In April 2017, during the fraud lawsuit, the party argued in open court that as a private corporation it has no obligation to provide a fair and impartial primary. The DNC attorney said that the party is at liberty to, “Go into back rooms like they used to and smoke cigars and pick the candidate that way.”
The new rule forces presidential candidates to pledge their loyalty to the party upon declaring their candidacy. It grants a single individual, the DNC chair, sole discretion to strike anti-establishment candidates from the ballot if the chair determines that the candidate’s record of “public writings and/or public statements” do not “affirmatively demonstrate that they are faithful to the interests, welfare and success of the Democratic Party of the United States.”

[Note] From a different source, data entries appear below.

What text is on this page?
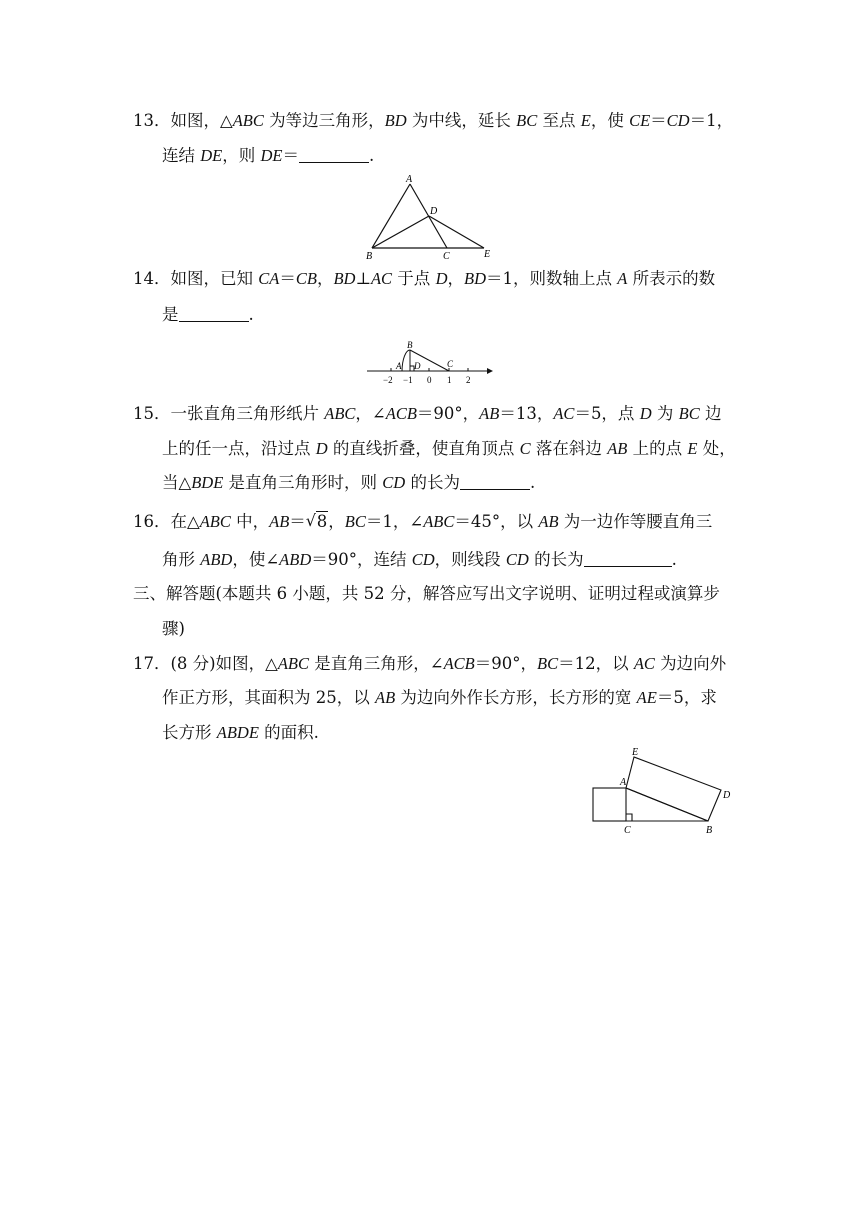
13．如图，△ABC 为等边三角形，BD 为中线，延长 BC 至点 E，使 CE＝CD＝1，
连结 DE，则 DE＝	.
A
B	C
D
E
14．如图，已知 CA＝CB，BD⊥AC 于点 D，BD＝1，则数轴上点 A 所表示的数
是	.
B
A D	C
−2 −1 0 1 2
15．一张直角三角形纸片 ABC，∠ACB＝90°，AB＝13，AC＝5，点 D 为 BC 边
上的任一点，沿过点 D 的直线折叠，使直角顶点 C 落在斜边 AB 上的点 E 处，
当△BDE 是直角三角形时，则 CD 的长为	.
16．在△ABC 中，AB＝ √ 8，BC＝1，∠ABC＝45°，以 AB 为一边作等腰直角三
角形 ABD，使∠ABD＝90°，连结 CD，则线段 CD 的长为	.
三、解答题(本题共 6 小题，共 52 分，解答应写出文字说明、证明过程或演算步
骤)
17．(8 分)如图，△ABC 是直角三角形，∠ACB＝90°，BC＝12，以 AC 为边向外
作正方形，其面积为 25，以 AB 为边向外作长方形，长方形的宽 AE＝5，求
长方形 ABDE 的面积.
E
A
D
C	B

https://twitter.com/rweingarten/status/1005165874477719553
In effect, this gives DNC Chair Tom Perez the unilateral authority to remove candidates from the party’s presidential ballot in 2020.
Heeding instructions from the party’s donors last year, the DNC members appointed establishment-favorite Tom Perez as DNC chair over Sanders-endorsed candidate Keith Ellison. Perez was a vocal Hillary Clinton supporter during the 2016 presidential primary. He advised the Clinton campaign to cast Sanders as the candidate of whites to turn off people of color.

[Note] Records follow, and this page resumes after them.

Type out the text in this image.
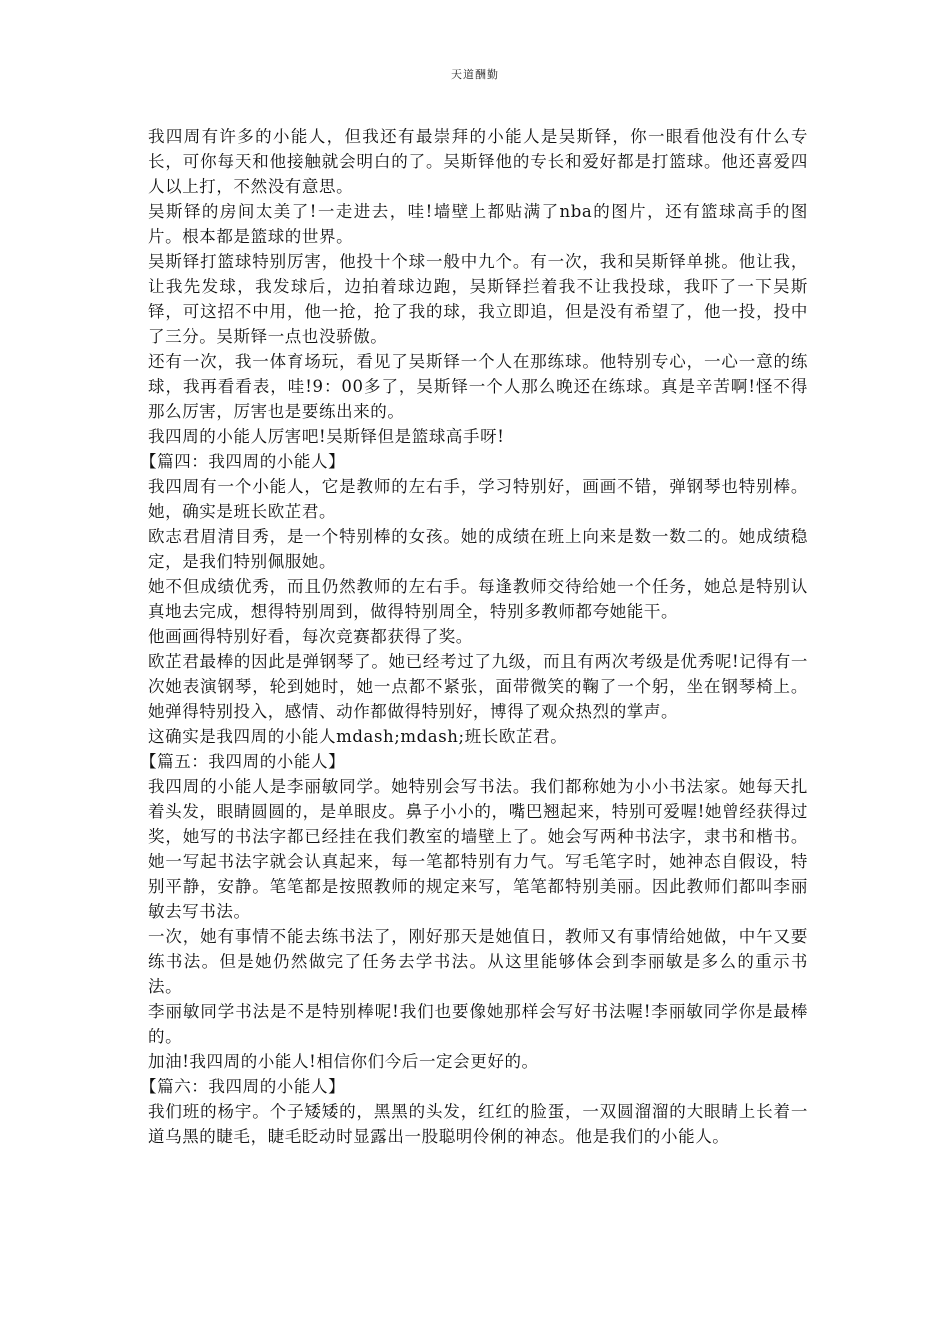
天道酬勤

我四周有许多的小能人，但我还有最崇拜的小能人是吴斯铎，你一眼看他没有什么专长，可你每天和他接触就会明白的了。吴斯铎他的专长和爱好都是打篮球。他还喜爱四人以上打，不然没有意思。

吴斯铎的房间太美了!一走进去，哇!墙壁上都贴满了nba的图片，还有篮球高手的图片。根本都是篮球的世界。

吴斯铎打篮球特别厉害，他投十个球一般中九个。有一次，我和吴斯铎单挑。他让我，让我先发球，我发球后，边拍着球边跑，吴斯铎拦着我不让我投球，我吓了一下吴斯铎，可这招不中用，他一抢，抢了我的球，我立即追，但是没有希望了，他一投，投中了三分。吴斯铎一点也没骄傲。

还有一次，我一体育场玩，看见了吴斯铎一个人在那练球。他特别专心，一心一意的练球，我再看看表，哇!9：00多了，吴斯铎一个人那么晚还在练球。真是辛苦啊!怪不得那么厉害，厉害也是要练出来的。

我四周的小能人厉害吧!吴斯铎但是篮球高手呀!

【篇四：我四周的小能人】

我四周有一个小能人，它是教师的左右手，学习特别好，画画不错，弹钢琴也特别棒。她，确实是班长欧芷君。

欧志君眉清目秀，是一个特别棒的女孩。她的成绩在班上向来是数一数二的。她成绩稳定，是我们特别佩服她。

她不但成绩优秀，而且仍然教师的左右手。每逢教师交待给她一个任务，她总是特别认真地去完成，想得特别周到，做得特别周全，特别多教师都夸她能干。

他画画得特别好看，每次竞赛都获得了奖。

欧芷君最棒的因此是弹钢琴了。她已经考过了九级，而且有两次考级是优秀呢!记得有一次她表演钢琴，轮到她时，她一点都不紧张，面带微笑的鞠了一个躬，坐在钢琴椅上。她弹得特别投入，感情、动作都做得特别好，博得了观众热烈的掌声。

这确实是我四周的小能人mdash;mdash;班长欧芷君。

【篇五：我四周的小能人】

我四周的小能人是李丽敏同学。她特别会写书法。我们都称她为小小书法家。她每天扎着头发，眼睛圆圆的，是单眼皮。鼻子小小的，嘴巴翘起来，特别可爱喔!她曾经获得过奖，她写的书法字都已经挂在我们教室的墙壁上了。她会写两种书法字，隶书和楷书。她一写起书法字就会认真起来，每一笔都特别有力气。写毛笔字时，她神态自假设，特别平静，安静。笔笔都是按照教师的规定来写，笔笔都特别美丽。因此教师们都叫李丽敏去写书法。

一次，她有事情不能去练书法了，刚好那天是她值日，教师又有事情给她做，中午又要练书法。但是她仍然做完了任务去学书法。从这里能够体会到李丽敏是多么的重示书法。

李丽敏同学书法是不是特别棒呢!我们也要像她那样会写好书法喔!李丽敏同学你是最棒的。

加油!我四周的小能人!相信你们今后一定会更好的。

【篇六：我四周的小能人】

我们班的杨宇。个子矮矮的，黑黑的头发，红红的脸蛋，一双圆溜溜的大眼睛上长着一道乌黑的睫毛，睫毛眨动时显露出一股聪明伶俐的神态。他是我们的小能人。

As party chair, Perez purged progressives from the DNC and ensured that not one Sanders supporter would sit on the important Rules and Bylaws Committee. He will now determine who has been sufficiently “faithful” to the Democratic Party to run for president on its ballot line.
If the donors instruct that Sanders or another progressive be disqualified from running in 2020, Perez and the DNC will dutifully oblige. In the interim, the donors and the DNC will wield the new rule as a threat to ensure conformity with party orthodoxy.

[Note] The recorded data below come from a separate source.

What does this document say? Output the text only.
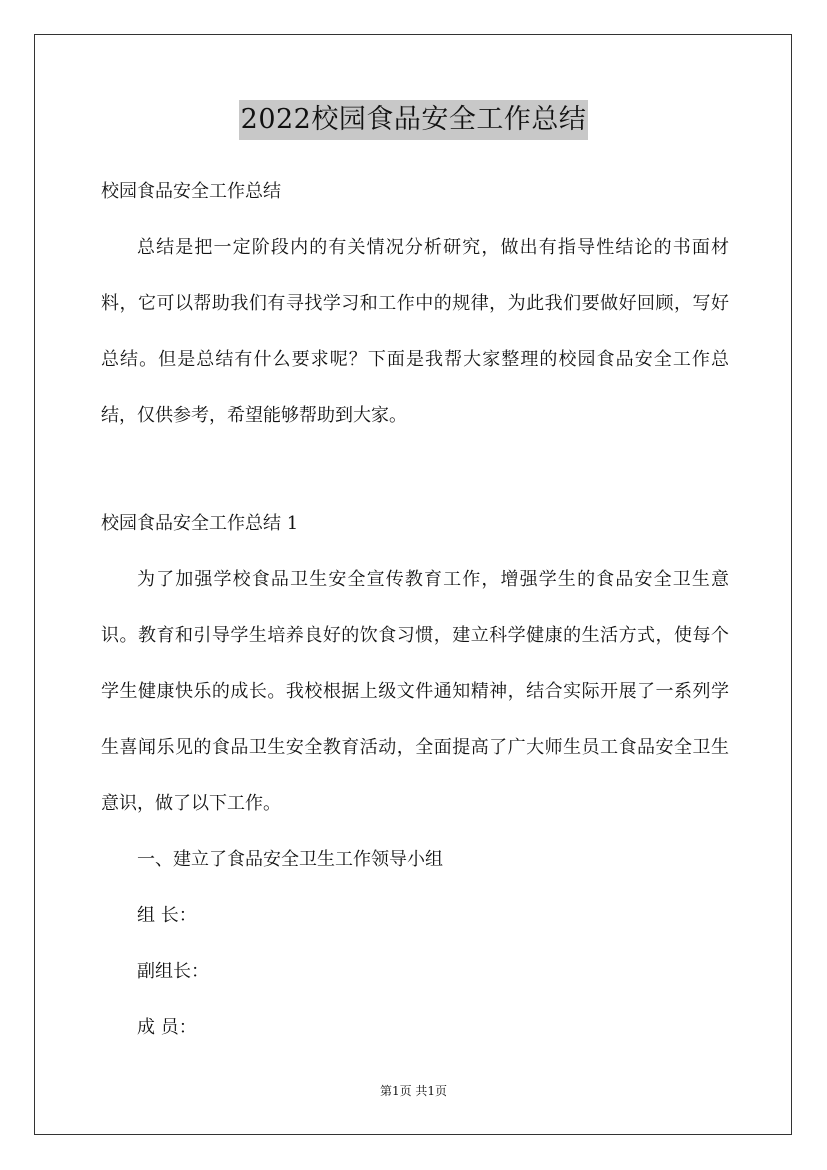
2022校园食品安全工作总结

校园食品安全工作总结

总结是把一定阶段内的有关情况分析研究，做出有指导性结论的书面材料，它可以帮助我们有寻找学习和工作中的规律，为此我们要做好回顾，写好总结。但是总结有什么要求呢？下面是我帮大家整理的校园食品安全工作总结，仅供参考，希望能够帮助到大家。

校园食品安全工作总结 1

为了加强学校食品卫生安全宣传教育工作，增强学生的食品安全卫生意识。教育和引导学生培养良好的饮食习惯，建立科学健康的生活方式，使每个学生健康快乐的成长。我校根据上级文件通知精神，结合实际开展了一系列学生喜闻乐见的食品卫生安全教育活动，全面提高了广大师生员工食品安全卫生意识，做了以下工作。

一、建立了食品安全卫生工作领导小组

组 长：

副组长：

成 员：

第1页 共1页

Would-be progressive candidates will need to secure the blessings of the party’s donors, lest they return a gladiatorial thumbs down on their presidential campaigns. Candidates will need to ingratiate themselves with Perez and the party establishment, lest they pull the plug on the political revolution. Candidates will need to assure a DNC full of consultants, corporate lobbyists, and conservative Clintonites that their candidacy does not represent a threat to their power structure, lest they deem them unfit to run.
The DNC chair is free to define fidelity to the party however he chooses. The party may demand that Sanders endorse corporate Democrats, refuse to back primary challenges against the establishment, moderate his policies, reduce his criticism of the party, lend his name to establishment legislation, or surrender his email list. If the DNC judges that he has been insufficiently “faithful” to the status quo, it can end his 2020 bid before it begins.
Sanders' advisors were shocked upon learning of the rules change. “I’m just stunned that the Democratic Party’s rules committee would want to try to make the Democratic Party an exclusive club,” said Bernie 2016 senior advisor Mark Longabaugh. “Do they really want Bernie and millions outside of the party?” asked Bernie 2016 campaign manager Jeff Weaver.
Last month, the Vermont State Democratic Party declared Sanders an honorary Democrat. But the state party could withdraw that designation at any time, perhaps at the behest of the DNC and its financiers. The DNC can also refuse to recognize that designation at the national level.
Moreover, the DNC chair can exercise his power to decide whether a candidate has been sufficiently “faithful” to the party regardless of whether they are considered a Democrat. The DNC will meet this August to review the rules and make the final changes.
The relentless drive to suppress and expel anti-establishment candidates and voters from the Democratic Party helps explain why nearly two-thirds of Americans are now calling for a major new party.